OOOHHHH, I avoid those kinda cards. I'm an "A" . I guess that makes sense.:jester:


----------



## slickvic277 (Feb 5, 2009)

mikeh32 said:


> No. you are wrong, but its ok. you would not know this unless you are a c card. i can work anywhere in the country.
> 
> http://www.ibew.org/articles/03journal/0305/p10.htm
> 
> check it out. some cool **** eh?


You do know that the IBEW classifications don't over ride a local state/municipalities/AHJ requirements, right?


----------



## Bob Badger (Apr 19, 2009)

mikeh32 said:


> No. you are wrong, but its ok. you would not know this unless you are a c card. i can work anywhere in the country.
> 
> http://www.ibew.org/articles/03journal/0305/p10.htm
> 
> check it out. some cool **** eh?



:laughing::laughing::laughing:

Your IBEW card is cute but you would still need a sate issued MA journeyman card to do electric work here and we don't reciprocate with many areas.


----------



## miller_elex (Jan 25, 2008)

I am anywheres between an 'A' cup and a 'B' cup, depending on how much H2O retainage I've got going on. 'C' cup could be on the distant horizon though, not looking forward to those days.


----------



## mikeh32 (Feb 16, 2009)

i never wanted an a card, due to my background. im a systems engineer.


----------



## slickvic277 (Feb 5, 2009)

amptech said:


> A small local EC just organized last week. 2 man company where the owner is a lineman for one of the local PoCos and he employs a guy with no formal training as a helper who does jobs for him during the day while he is at work for the PoCo. The owner couldn't join the local IBEW because he already belongs to another local as a lineman. The employee tested in as an "Outside Wireman". My question is, can the owner still work on jobs without being a member of the local and can the employee work unsupervised on jobs by himself? By the way, the owner hasn't had any formal training as an electrician either and recently sat for and fell 4 answers short of passing the Experior Master's exam. How does this work?



Back to the OP,

I dunno I'm all for anyone, contractor, or labor organizing into a local union but this seems a little weird to me. What's the point of bringing in a one man half-ass shop??

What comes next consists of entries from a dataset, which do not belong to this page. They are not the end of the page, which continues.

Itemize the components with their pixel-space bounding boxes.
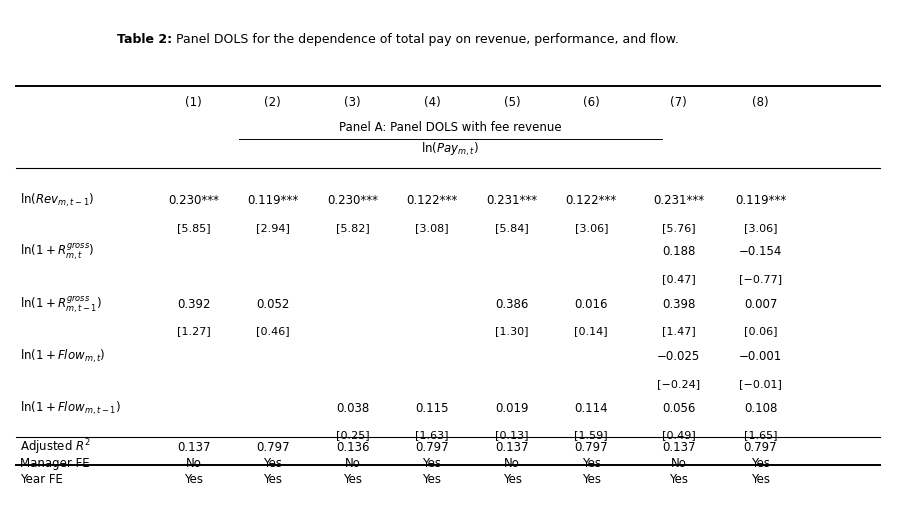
Text: 0.038: 0.038 [337, 402, 369, 415]
Text: 0.230***: 0.230*** [168, 194, 219, 207]
Text: Adjusted $R^2$: Adjusted $R^2$ [20, 438, 91, 457]
Text: [3.06]: [3.06] [743, 223, 778, 233]
Text: [0.46]: [0.46] [256, 327, 290, 337]
Text: 0.398: 0.398 [662, 298, 696, 311]
Text: [1.30]: [1.30] [495, 327, 529, 337]
Text: [−0.24]: [−0.24] [657, 379, 700, 389]
Text: 0.016: 0.016 [574, 298, 608, 311]
Text: [−0.77]: [−0.77] [739, 274, 782, 284]
Text: Yes: Yes [669, 473, 689, 486]
Text: ln$(1 + R^{\mathit{gross}}_{m,t-1})$: ln$(1 + R^{\mathit{gross}}_{m,t-1})$ [20, 294, 102, 314]
Text: [2.94]: [2.94] [256, 223, 290, 233]
Text: Yes: Yes [751, 457, 770, 470]
Text: Yes: Yes [422, 457, 442, 470]
Text: 0.122***: 0.122*** [566, 194, 617, 207]
Text: 0.114: 0.114 [574, 402, 608, 415]
Text: [0.13]: [0.13] [495, 430, 529, 441]
Text: Yes: Yes [581, 473, 601, 486]
Text: Yes: Yes [581, 457, 601, 470]
Text: [5.82]: [5.82] [336, 223, 370, 233]
Text: 0.108: 0.108 [743, 402, 778, 415]
Text: (8): (8) [752, 96, 769, 109]
Text: 0.136: 0.136 [336, 441, 370, 454]
Text: Year FE: Year FE [20, 473, 63, 486]
Text: −0.154: −0.154 [739, 245, 782, 258]
Text: [1.27]: [1.27] [176, 327, 211, 337]
Text: Yes: Yes [502, 473, 522, 486]
Text: ln($\mathit{Rev}_{m,t-1}$): ln($\mathit{Rev}_{m,t-1}$) [20, 192, 94, 209]
Text: ln$(1 + \mathit{Flow}_{m,t-1})$: ln$(1 + \mathit{Flow}_{m,t-1})$ [20, 400, 121, 417]
Text: [3.06]: [3.06] [574, 223, 608, 233]
Text: 0.231***: 0.231*** [487, 194, 537, 207]
Text: ln$(1 + \mathit{Flow}_{m,t})$: ln$(1 + \mathit{Flow}_{m,t})$ [20, 348, 105, 365]
Text: ln($\mathit{Pay}_{m,t}$): ln($\mathit{Pay}_{m,t}$) [421, 141, 479, 158]
Text: 0.052: 0.052 [256, 298, 290, 311]
Text: (4): (4) [424, 96, 440, 109]
Text: (6): (6) [583, 96, 599, 109]
Text: 0.386: 0.386 [495, 298, 529, 311]
Text: ln$(1 + R^{\mathit{gross}}_{m,t})$: ln$(1 + R^{\mathit{gross}}_{m,t})$ [20, 241, 94, 262]
Text: 0.007: 0.007 [743, 298, 778, 311]
Text: 0.797: 0.797 [256, 441, 290, 454]
Text: No: No [345, 457, 361, 470]
Text: [0.14]: [0.14] [574, 327, 608, 337]
Text: [−0.01]: [−0.01] [739, 379, 782, 389]
Text: (2): (2) [265, 96, 281, 109]
Text: −0.001: −0.001 [739, 350, 782, 363]
Text: No: No [504, 457, 520, 470]
Text: [1.59]: [1.59] [574, 430, 608, 441]
Text: Yes: Yes [263, 473, 283, 486]
Text: Table 2:: Table 2: [117, 33, 172, 46]
Text: 0.231***: 0.231*** [653, 194, 704, 207]
Text: [0.47]: [0.47] [662, 274, 696, 284]
Text: Yes: Yes [184, 473, 203, 486]
Text: [5.84]: [5.84] [495, 223, 529, 233]
Text: Yes: Yes [422, 473, 442, 486]
Text: [0.06]: [0.06] [743, 327, 778, 337]
Text: 0.392: 0.392 [176, 298, 211, 311]
Text: Yes: Yes [263, 457, 283, 470]
Text: 0.230***: 0.230*** [328, 194, 378, 207]
Text: (5): (5) [504, 96, 520, 109]
Text: [0.25]: [0.25] [336, 430, 370, 441]
Text: (1): (1) [185, 96, 202, 109]
Text: 0.119***: 0.119*** [735, 194, 786, 207]
Text: Panel DOLS for the dependence of total pay on revenue, performance, and flow.: Panel DOLS for the dependence of total p… [172, 33, 679, 46]
Text: [5.76]: [5.76] [662, 223, 696, 233]
Text: Yes: Yes [343, 473, 363, 486]
Text: 0.137: 0.137 [495, 441, 529, 454]
Text: 0.137: 0.137 [662, 441, 696, 454]
Text: 0.137: 0.137 [176, 441, 211, 454]
Text: Panel A: Panel DOLS with fee revenue: Panel A: Panel DOLS with fee revenue [338, 121, 562, 134]
Text: [3.08]: [3.08] [415, 223, 449, 233]
Text: 0.797: 0.797 [415, 441, 449, 454]
Text: (7): (7) [670, 96, 687, 109]
Text: 0.115: 0.115 [415, 402, 449, 415]
Text: [1.65]: [1.65] [743, 430, 778, 441]
Text: 0.797: 0.797 [574, 441, 608, 454]
Text: [0.49]: [0.49] [662, 430, 696, 441]
Text: No: No [670, 457, 687, 470]
Text: −0.025: −0.025 [657, 350, 700, 363]
Text: 0.056: 0.056 [662, 402, 696, 415]
Text: 0.188: 0.188 [662, 245, 696, 258]
Text: Yes: Yes [751, 473, 770, 486]
Text: [1.47]: [1.47] [662, 327, 696, 337]
Text: 0.797: 0.797 [743, 441, 778, 454]
Text: 0.122***: 0.122*** [407, 194, 457, 207]
Text: No: No [185, 457, 202, 470]
Text: [5.85]: [5.85] [176, 223, 211, 233]
Text: (3): (3) [345, 96, 361, 109]
Text: 0.119***: 0.119*** [248, 194, 298, 207]
Text: 0.019: 0.019 [495, 402, 529, 415]
Text: [1.63]: [1.63] [415, 430, 449, 441]
Text: Manager FE: Manager FE [20, 457, 89, 470]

What happens when the lineman gets bored with his hobby/business and lets this guy go? Is the lineman bonded with the local? Did his guy come in as a Journeyman? What's the employment like in that local?

This can't be the whole story.


----------



## slickvic277 (Feb 5, 2009)

miller_elex said:


> I am anywheres between an 'A' cup and a 'B' cup, depending on how much H2O retainage I've got going on. 'C' cup could be on the distant horizon though, not looking forward to those days.



Say it's not so!! Man boobs are not a good look.


----------



## brian john (Mar 11, 2007)

miller_elex said:


> I am anywheres between an 'A' cup and a 'B' cup, depending on how much H2O retainage I've got going on. 'C' cup could be on the distant horizon though, not looking forward to those days.


You need a bro-ziere?


----------



## Widestance_Politics (Jun 2, 2010)

slickvic277 said:


> Back to the OP,
> 
> What's the point of bringing in a one man half-ass shop??


It helps the local's organizer look good when it is time for re-election:thumbsup:


----------



## Southeast Power (Jan 18, 2009)

Bob Badger said:


> :laughing::laughing::laughing:
> 
> Your IBEW card is cute but you would still need a sate issued MA journeyman card to do electric work here and we don't reciprocate with many areas.


I dont know what a "C" card is but if it is related to line work, our NEC or State license laws have nothing to do with it.


----------